Disclaimer: This article is based on actual news from the real world – honestly! However, it has been sprinkled with a healthy dose of satire.
WASHINGTON, DC — The Pentagon summoned the Vatican’s ambassador to the United States in January and explained that America has the military power to do whatever it wants in the world, Protestant War Jesus is fully on board with this, and that the Catholic Church should get the f*** in line, bro.
Let's get ready to rumble! (m.iacobucci.tiscali.it/depositphotos)
One of the officials present brought up the Avignon Papacy, specifically a fourteenth-century episode in which French agents stormed Anagni and slapped Pope Boniface VIII hard enough that he reportedly went home and gnawed at himself until he died. This was offered as both a historical reference point and a thinly veiled metaphor.
The meeting was arranged after Defense/War Bro-Secretary Pete Hegseth and Under Bro-Secretary for Policy Elbridge Colby dissected Pope Leo XIV’s January State of the World address line by line and concluded that the phrase “diplomacy based on force” was, on reflection, a direct shot at them, which it most definitely was. Colby, whose official biography lists him as Catholic, declined to specify which portion of the Nicene Creed covers menacing the Bishop of Rome by reminding him that a carrier strike group could take out the Swiss Guard and all of Vatican City with just one well-placed Tomahawk missile.
An administration official later clarified that the reference to Avignon had not been a threat but a reminder, and that the distinction between a threat and a reminder is currently being worked out at the cabinet level.

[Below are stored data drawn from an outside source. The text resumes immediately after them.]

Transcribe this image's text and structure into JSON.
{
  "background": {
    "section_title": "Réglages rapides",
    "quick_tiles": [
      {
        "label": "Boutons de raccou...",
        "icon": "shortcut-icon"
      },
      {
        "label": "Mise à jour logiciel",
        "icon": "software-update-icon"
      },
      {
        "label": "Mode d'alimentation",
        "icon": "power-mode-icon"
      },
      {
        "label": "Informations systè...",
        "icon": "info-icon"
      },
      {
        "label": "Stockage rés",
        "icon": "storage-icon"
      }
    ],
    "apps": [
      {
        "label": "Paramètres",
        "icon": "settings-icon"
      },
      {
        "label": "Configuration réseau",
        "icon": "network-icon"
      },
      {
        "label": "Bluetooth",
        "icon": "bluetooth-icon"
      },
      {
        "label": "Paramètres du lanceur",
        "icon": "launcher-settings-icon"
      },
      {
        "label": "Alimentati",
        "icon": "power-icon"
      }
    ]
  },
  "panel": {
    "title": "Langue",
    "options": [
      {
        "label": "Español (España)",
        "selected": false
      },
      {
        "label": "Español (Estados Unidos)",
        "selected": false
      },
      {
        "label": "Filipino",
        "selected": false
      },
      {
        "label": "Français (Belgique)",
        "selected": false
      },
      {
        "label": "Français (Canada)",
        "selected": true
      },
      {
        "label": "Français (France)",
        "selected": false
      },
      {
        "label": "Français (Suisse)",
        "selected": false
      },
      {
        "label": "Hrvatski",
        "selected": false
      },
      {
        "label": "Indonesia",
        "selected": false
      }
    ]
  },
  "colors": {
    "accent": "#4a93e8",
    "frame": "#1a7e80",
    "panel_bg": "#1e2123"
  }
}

The Vatican has since canceled the Pope’s planned U.S. visit, citing scheduling. The Pope apparently has to be in Lampedusa on July 4, which the American-born Pope is presumably aware is also America’s 250th birthday. Lampedusa is a rock between Tunisia and Sicily where North African migrants wash ashore by the thousands. Which means that on the day the United States turns two hundred and fifty, the first American-born pope will be standing on an island full of the people his home country has been sending there unwillingly. Those who know Robert Francis Prevost describe him as a deliberate man.

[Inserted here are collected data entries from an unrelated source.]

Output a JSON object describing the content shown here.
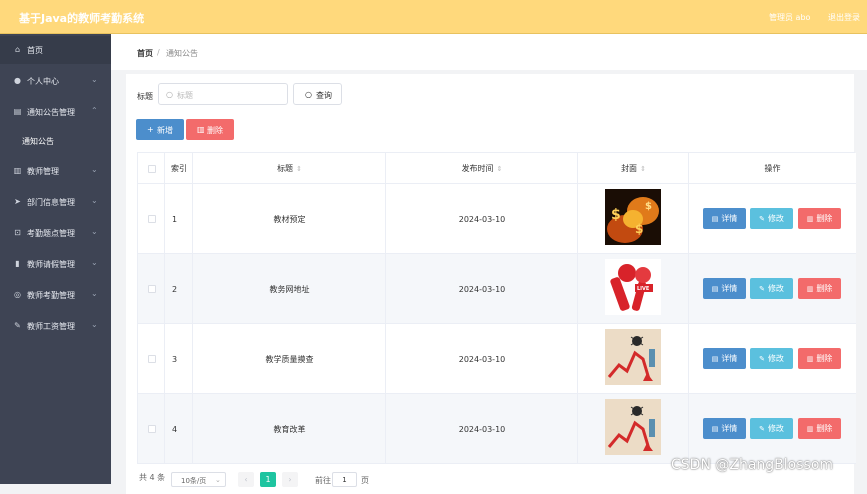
{
  "header": {
    "title": "基于Java的教师考勤系统",
    "admin": "管理员 abo",
    "logout": "退出登录"
  },
  "sidebar": {
    "items": [
      {
        "label": "首页",
        "icon": "home-icon",
        "glyph": "⌂",
        "arrow": ""
      },
      {
        "label": "个人中心",
        "icon": "user-icon",
        "glyph": "●",
        "arrow": "⌄"
      },
      {
        "label": "通知公告管理",
        "icon": "notice-icon",
        "glyph": "▤",
        "arrow": "⌃"
      },
      {
        "label": "教师管理",
        "icon": "teacher-icon",
        "glyph": "▥",
        "arrow": "⌄"
      },
      {
        "label": "部门信息管理",
        "icon": "send-icon",
        "glyph": "➤",
        "arrow": "⌄"
      },
      {
        "label": "考勤题点管理",
        "icon": "crop-icon",
        "glyph": "⊡",
        "arrow": "⌄"
      },
      {
        "label": "教师请假管理",
        "icon": "chart-icon",
        "glyph": "▮",
        "arrow": "⌄"
      },
      {
        "label": "教师考勤管理",
        "icon": "globe-icon",
        "glyph": "◎",
        "arrow": "⌄"
      },
      {
        "label": "教师工资管理",
        "icon": "pen-icon",
        "glyph": "✎",
        "arrow": "⌄"
      }
    ],
    "submenu": "通知公告"
  },
  "breadcrumb": {
    "home": "首页",
    "sep": "/",
    "current": "通知公告"
  },
  "filter": {
    "label": "标题",
    "placeholder": "标题",
    "query": "查询"
  },
  "actions": {
    "add": "新增",
    "delete": "删除"
  },
  "table": {
    "headers": {
      "index": "索引",
      "title": "标题",
      "date": "发布时间",
      "cover": "封面",
      "ops": "操作"
    },
    "rows": [
      {
        "index": "1",
        "title": "教材预定",
        "date": "2024-03-10",
        "cover": "dollar-fire"
      },
      {
        "index": "2",
        "title": "教务网地址",
        "date": "2024-03-10",
        "cover": "live-mic"
      },
      {
        "index": "3",
        "title": "教学质量摸查",
        "date": "2024-03-10",
        "cover": "crash-chart"
      },
      {
        "index": "4",
        "title": "教育改革",
        "date": "2024-03-10",
        "cover": "crash-chart"
      }
    ],
    "btn": {
      "detail": "详情",
      "edit": "修改",
      "delete": "删除"
    }
  },
  "pagination": {
    "total": "共 4 条",
    "size": "10条/页",
    "prev": "‹",
    "current": "1",
    "next": "›",
    "goto": "前往",
    "goto_value": "1",
    "page": "页"
  },
  "watermark": "CSDN @ZhangBlossom",
  "colors": {
    "header": "#ffd97c",
    "sidebar": "#3e4454",
    "primary": "#4c8ecc",
    "info": "#5bc0de",
    "danger": "#f36b6b",
    "pager_active": "#1ec4a0"
  }
}
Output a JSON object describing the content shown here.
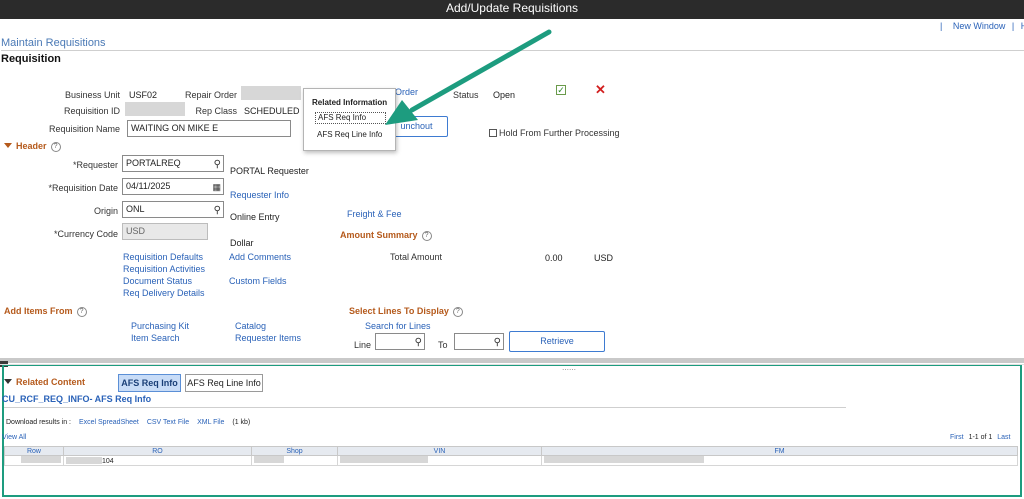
{
  "window": {
    "title": "Add/Update Requisitions"
  },
  "top_links": {
    "new_window": "New Window",
    "sep": "|",
    "help_truncated": "H"
  },
  "breadcrumb": "Maintain Requisitions",
  "page_title": "Requisition",
  "form": {
    "business_unit_label": "Business Unit",
    "business_unit_value": "USF02",
    "repair_order_label": "Repair Order",
    "requisition_id_label": "Requisition ID",
    "rep_class_label": "Rep Class",
    "rep_class_value": "SCHEDULED",
    "requisition_name_label": "Requisition Name",
    "requisition_name_value": "WAITING ON MIKE E",
    "status_label": "Status",
    "status_value": "Open",
    "order_link": "Order",
    "punchout_label": "unchout",
    "hold_label": "Hold From Further Processing"
  },
  "related_popup": {
    "title": "Related Information",
    "items": [
      "AFS Req Info",
      "AFS Req Line Info"
    ]
  },
  "header": {
    "section_label": "Header",
    "requester_label": "*Requester",
    "requester_value": "PORTALREQ",
    "requester_desc": "PORTAL Requester",
    "requester_info_link": "Requester Info",
    "req_date_label": "*Requisition Date",
    "req_date_value": "04/11/2025",
    "origin_label": "Origin",
    "origin_value": "ONL",
    "origin_desc": "Online Entry",
    "freight_link": "Freight & Fee",
    "currency_label": "*Currency Code",
    "currency_value": "USD",
    "currency_desc": "Dollar",
    "amount_summary_label": "Amount Summary",
    "total_amount_label": "Total Amount",
    "total_amount_value": "0.00",
    "total_amount_currency": "USD",
    "links_col1": [
      "Requisition Defaults",
      "Requisition Activities",
      "Document Status",
      "Req Delivery Details"
    ],
    "links_col2": [
      "Add Comments",
      "Custom Fields"
    ]
  },
  "add_items": {
    "section_label": "Add Items From",
    "col1": [
      "Purchasing Kit",
      "Item Search"
    ],
    "col2": [
      "Catalog",
      "Requester Items"
    ]
  },
  "select_lines": {
    "section_label": "Select Lines To Display",
    "search_link": "Search for Lines",
    "line_label": "Line",
    "to_label": "To",
    "retrieve_label": "Retrieve"
  },
  "related_content": {
    "label": "Related Content",
    "tabs": [
      "AFS Req Info",
      "AFS Req Line Info"
    ],
    "grid_title": "CU_RCF_REQ_INFO- AFS Req Info",
    "download_label": "Download results in :",
    "download_links": [
      "Excel SpreadSheet",
      "CSV Text File",
      "XML File"
    ],
    "download_size": "(1 kb)",
    "view_all": "View All",
    "pager": {
      "first": "First",
      "range": "1-1 of 1",
      "last": "Last"
    },
    "columns": [
      "Row",
      "RO",
      "Shop",
      "VIN",
      "FM"
    ],
    "rows": [
      {
        "ro": "104"
      }
    ]
  },
  "colors": {
    "titlebar": "#2b2b2b",
    "link": "#2a62b8",
    "section": "#b55a1c",
    "annotation_arrow": "#1d9c7f"
  }
}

The White House called the account “highly exaggerated and distorted” and reaffirmed its highest regard for the Holy See, a regard which lately included historical analogies about slapping popes. Asked whether any part of a respectful discussion had contained the phrase “do whatever it wants in the world,” the Department of War referred reporters to its earlier statement. Asked whether any part of its earlier statement addressed the question, it again referred them to the earlier statement.
Historians note that the Avignon Papacy ran for about seventy years, that the Catholic Church emerged from it intact, and that the French monarchy emerged from it eventually as a severed head in a basket. The Department of War has not requested a follow-up briefing.